Version vom 25. Juli 2016, 19:44 Uhr

Anetta Kahane, Podiumsdiskussion am 9. Juni 2014 im Rahmen des Kulturfestes „Birlikte – 10 Jahre nach dem Nagelbombenanschlag in der Keupstraße“

Anetta Kahane (* 1954 in Ost-Berlin) ist eine deutsche Journalistin, Menschenrechtsaktivistin sowie Gründerin und Vorsitzende der Amadeu Antonio Stiftung.

Leben

Anetta Kahane ist die Tochter des Journalisten Max Kahane und der Künstlerin Doris Kahane. Ihre Eltern hatten jüdische Wurzeln, doch die Religion spielte in der Familie keine Rolle. Ihr Vater war bekennender Kommunist, der vor dem nationalsozialistischen Regime aus Deutschland fliehen mussten. Er kämpfte in den Internationalen Brigaden, beide Eltern waren in der Résistance. Sie ist die Schwester des Filmregisseurs Peter Kahane. Anetta Kahane wuchs in Berlin-Pankow auf, verbrachte einen Teil ihrer Kindheit auch in Indien und Brasilien. Über ihr Verhältnis zum Judentum sagte sie in einem Interview mit Sabine am Orde von der taz 2004: „Der zentrale Gedanke des Judentums ist, Verantwortung für sich und die Gemeinschaft zu übernehmen – ohne zu missionieren. Meine Schwierigkeit war und ist es, einen Ort im Täterland zu finden. […] Gerechtigkeit ist das oberste Gebot im Judentum. Sobald ich aktiv werden konnte – mit der Wende –, habe ich das gemacht. Und ich werde es weiter tun.“[1]
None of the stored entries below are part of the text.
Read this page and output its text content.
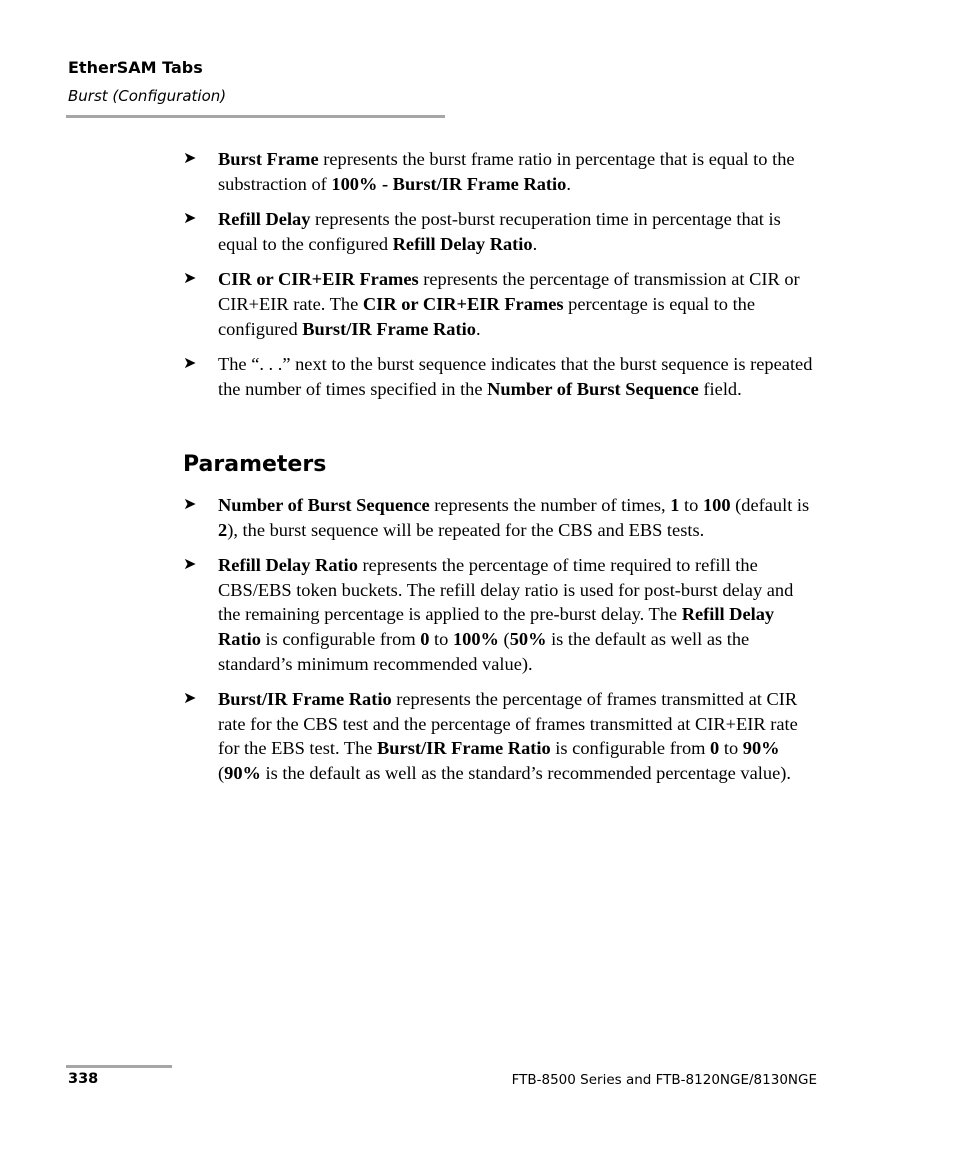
EtherSAM Tabs
Burst (Configuration)
➤ Burst Frame represents the burst frame ratio in percentage that is equal to the substraction of 100% - Burst/IR Frame Ratio.
➤ Refill Delay represents the post-burst recuperation time in percentage that is equal to the configured Refill Delay Ratio.
➤ CIR or CIR+EIR Frames represents the percentage of transmission at CIR or CIR+EIR rate. The CIR or CIR+EIR Frames percentage is equal to the configured Burst/IR Frame Ratio.
➤ The “. . .” next to the burst sequence indicates that the burst sequence is repeated the number of times specified in the Number of Burst Sequence field.
Parameters
➤ Number of Burst Sequence represents the number of times, 1 to 100 (default is 2), the burst sequence will be repeated for the CBS and EBS tests.
➤ Refill Delay Ratio represents the percentage of time required to refill the CBS/EBS token buckets. The refill delay ratio is used for post-burst delay and the remaining percentage is applied to the pre-burst delay. The Refill Delay Ratio is configurable from 0 to 100% (50% is the default as well as the standard’s minimum recommended value).
➤ Burst/IR Frame Ratio represents the percentage of frames transmitted at CIR rate for the CBS test and the percentage of frames transmitted at CIR+EIR rate for the EBS test. The Burst/IR Frame Ratio is configurable from 0 to 90% (90% is the default as well as the standard’s recommended percentage value).
338	FTB-8500 Series and FTB-8120NGE/8130NGE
Kahane studierte Lateinamerikanistik an der Universität Rostock. Sie arbeitete nach dem Diplomabschluss als Portugiesisch-Lehrerin an der Humboldt-Universität, dann als freie Literaturübersetzerin.[2]
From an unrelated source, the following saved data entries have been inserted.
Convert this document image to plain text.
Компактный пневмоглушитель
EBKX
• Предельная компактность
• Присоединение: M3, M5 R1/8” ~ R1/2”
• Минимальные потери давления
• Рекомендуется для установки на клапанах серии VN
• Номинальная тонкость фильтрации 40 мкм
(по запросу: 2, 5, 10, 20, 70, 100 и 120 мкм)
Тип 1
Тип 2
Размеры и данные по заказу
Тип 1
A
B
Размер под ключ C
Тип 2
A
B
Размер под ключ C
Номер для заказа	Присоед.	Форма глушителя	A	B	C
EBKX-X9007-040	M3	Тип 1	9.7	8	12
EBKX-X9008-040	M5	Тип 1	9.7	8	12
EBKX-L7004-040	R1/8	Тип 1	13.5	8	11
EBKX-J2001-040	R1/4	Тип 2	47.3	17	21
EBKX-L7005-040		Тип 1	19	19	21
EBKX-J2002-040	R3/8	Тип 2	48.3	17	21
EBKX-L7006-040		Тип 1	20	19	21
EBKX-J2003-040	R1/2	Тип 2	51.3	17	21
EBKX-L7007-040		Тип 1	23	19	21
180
Inoffizielle Mitarbeiterin (IM) der Stasi

Nach ihrem Abitur 1973 wurde sie von der Stasi angesprochen. Von 1974 bis 1982 arbeitete sie unter dem Decknamen „Victoria“ als Inoffizielle Mitarbeiterin des Ministeriums für Staatssicherheit (MfS). Kahanes Stasi-Akte umfasst knapp 800 Seiten. Laut Medienberichten notierte ihr Führungsoffizier, Mölneck, zu Beginn ihrer Tätigkeit für das MfS, dass sie bereits beim zweiten Treffen „ehrlich und zuverlässig“ berichtet habe.[3] Kahane belastete Dutzende Personen aus ihrem Umfeld, darunter viele Künstler, die sie im privaten Rahmen aushorchte, beispielsweise während einer Faschingsfeier, einer Hochzeit, eines Konzerts oder eines Stadtbummels. Sie berichtete etwa über einen ZDF-Reporter, Studenten Westberliner Universitäten sowie über in der DDR lebende Ausländer. In einem Bericht von 1976 über einen Kreis von Schriftstellern und Schauspielern heißt es beispielsweise: „Zu den Feinden der DDR gehören in erster Linie Klaus Brasch und Thomas Brasch.“[4] Kahane führte Aufträge aus und erhielt von der Stasi kleinere Geschenke und Geld.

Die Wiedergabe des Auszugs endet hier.